Prediabetes in Older Adults: Who Will Get Diabetes?
Body weight, systolic blood pressure, and cardiovascular disease are key factors, study found
Of 981 adults ages 60 or older with prediabetes who were followed for 12 years, 204 (22%) reverted to normoglycemia and 119 (13%) developed diabetes, reported researchers led by Ying Shang, a graduate student at the Karolinska Institutet in Stockholm.
A total of 23% of patients died during the study, and the remaining 42% maintained stable blood sugar levels. "During a 12-year follow-up, most of the older adults with prediabetes remained stable or reverted to normoglycemia, whereas only one-third developed diabetes or died," the team wrote online in the Journal of Internal Medicine.
"Although the progression of prediabetes is often described in working-age adults, the evidence on the progression, reversion, and mortality of prediabetes in older adults is limited. Given the high prevalence and heterogeneous outcomes of prediabetes in old age, it is pivotal to investigate the natural course of prediabetes amongst older adults," the researchers said.
Systolic blood pressure, heart diseases, and weight loss were associated with reverting to normal blood sugar levels in older adults. Normoglycemia was inversely associated with higher systolic blood pressure (OR = 0.9, 95% CI 0.8–0.9) and heart disease (OR = 0.5, 95% CI 0.3–0.9), while it had a direct relationship with weight loss (OR = 2.0, 95% CI 1.1–3.2).
Obesity was strongly linked with disease progression. Older adults with prediabetes who were obese at baseline were nearly three times more likely to develop diabetes compared with those of normal weight (OR=2.8, 95% CI 1.3-6.6), the study found.
The results suggest that even in old age, reverting from prediabetes to normal blood sugar levels can be achieved with effective weight management and blood pressure control, Shang and colleagues said. "Weight management may be an effective strategy for preventing prediabetes and its progression to diabetes, possibly by improving insulin sensitivity. For example, weight loss, which can be achieved through regular physical activity, could be recommended to older adults with overweight or obesity, as a possible effective strategy to restore normoglycemia."
Current guidelines emphasize lowering systolic blood pressure to improve glycemic control in diabetes, the team noted. "Based on this, we believe that even at the prediabetic stage, lowering the systolic blood pressure levels might improve glycaemia, thus promoting normoglycemia restoration. However, reduction of blood pressure should not be excessively strict in very old people in order to avoid, for example, possible falls due to hypotension."
The study included diabetes-free participants ages 60 or older from the Swedish National Study on Aging and Care in Kungsholmen. More than half (65%) were women, and the mean age was 74. Data on demographic and lifestyle factors, current medication use, and medical history were collected through structured interviews and clinical examinations conducted by trained nurses and physicians. These were carried out at baseline, and then every 3 years for participants ages 78 and older and every 6 years for the rest.
Diabetes was defined as a glycated hemoglobin (HbA1c) level of 6.5% or higher. Prediabetes was defined as an HbA1c of 5.7% to 6.4%. Normoglycemia was defined as less than 5.7%. Weight loss was defined as a body weight reduction of 5 kg or more. The researchers used a multinomial logistic regression analysis to calculate odds ratios and 95% confidence intervals of factors associated with reversion to normoglycemia and progression to diabetes.

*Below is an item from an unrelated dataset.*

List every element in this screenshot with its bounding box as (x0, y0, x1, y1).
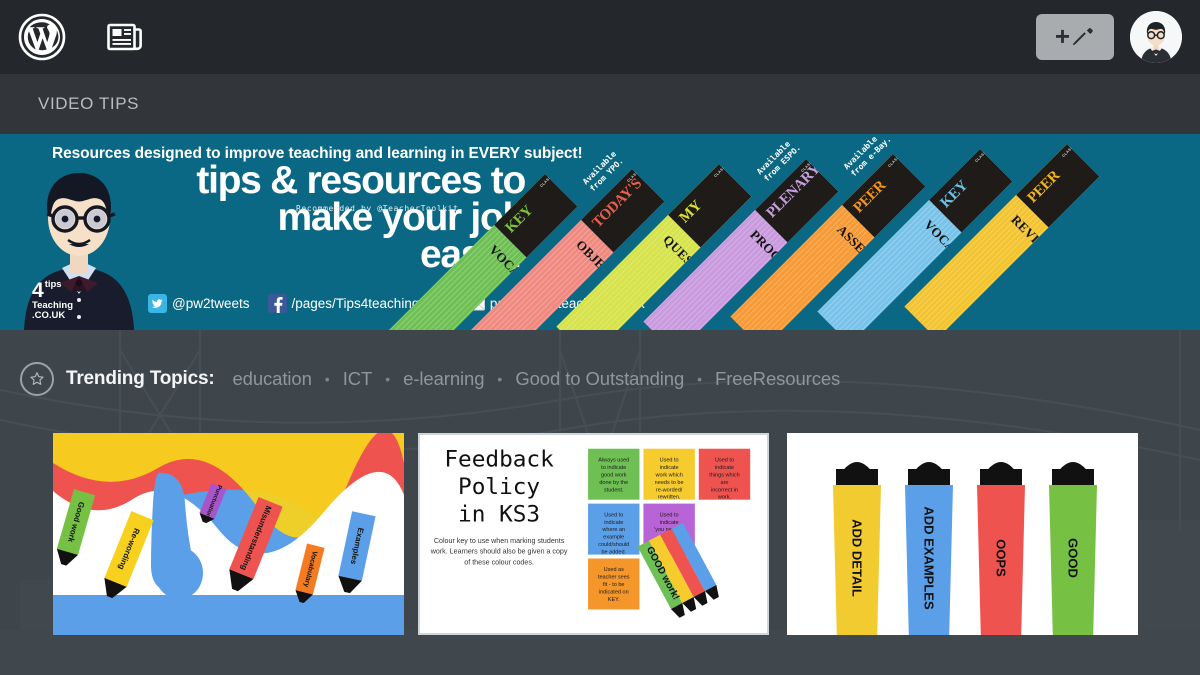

Study limitations, Shang and colleagues noted, were that there was no differentiation among diabetes phenotypes associated with impaired glucose tolerance, impaired fasting glucose, or the combination of the two. These "represent multiple pathophysiological abnormalities, which are likely to differ in their rates of evolution and clinical relevance," the team explained. "Moreover, the recommended HbA1c cutoffs to identify diabetes (≥6.5%) might have lower sensitivity compared to the oral glucose tolerance test. Therefore, the number of people with diabetes and the magnitude of observed associations may have been underestimated."
"We found that baseline body-mass index, weight changes, systolic blood pressure, and preexisting heart diseases could influence the natural history of prediabetes," the researchers continued. "The latter finding may help to identify people at high risk of progressing to diabetes and suggests possible strategies for achieving normoglycemia in older adults with prediabetes."
The study was supported by the Swedish Ministry of Health, the Swedish Research Council, the National Natural Science Foundation of China, and other organizations.
Shang and co-authors reported having no conflicts of interest
Primary SourceSource Reference: Shang Y, et al "Natural history of prediabetes in older adults from a population-based longitudinal study" Journal of Internal Medicine 2019; DOI: 10.1111/joim.12920.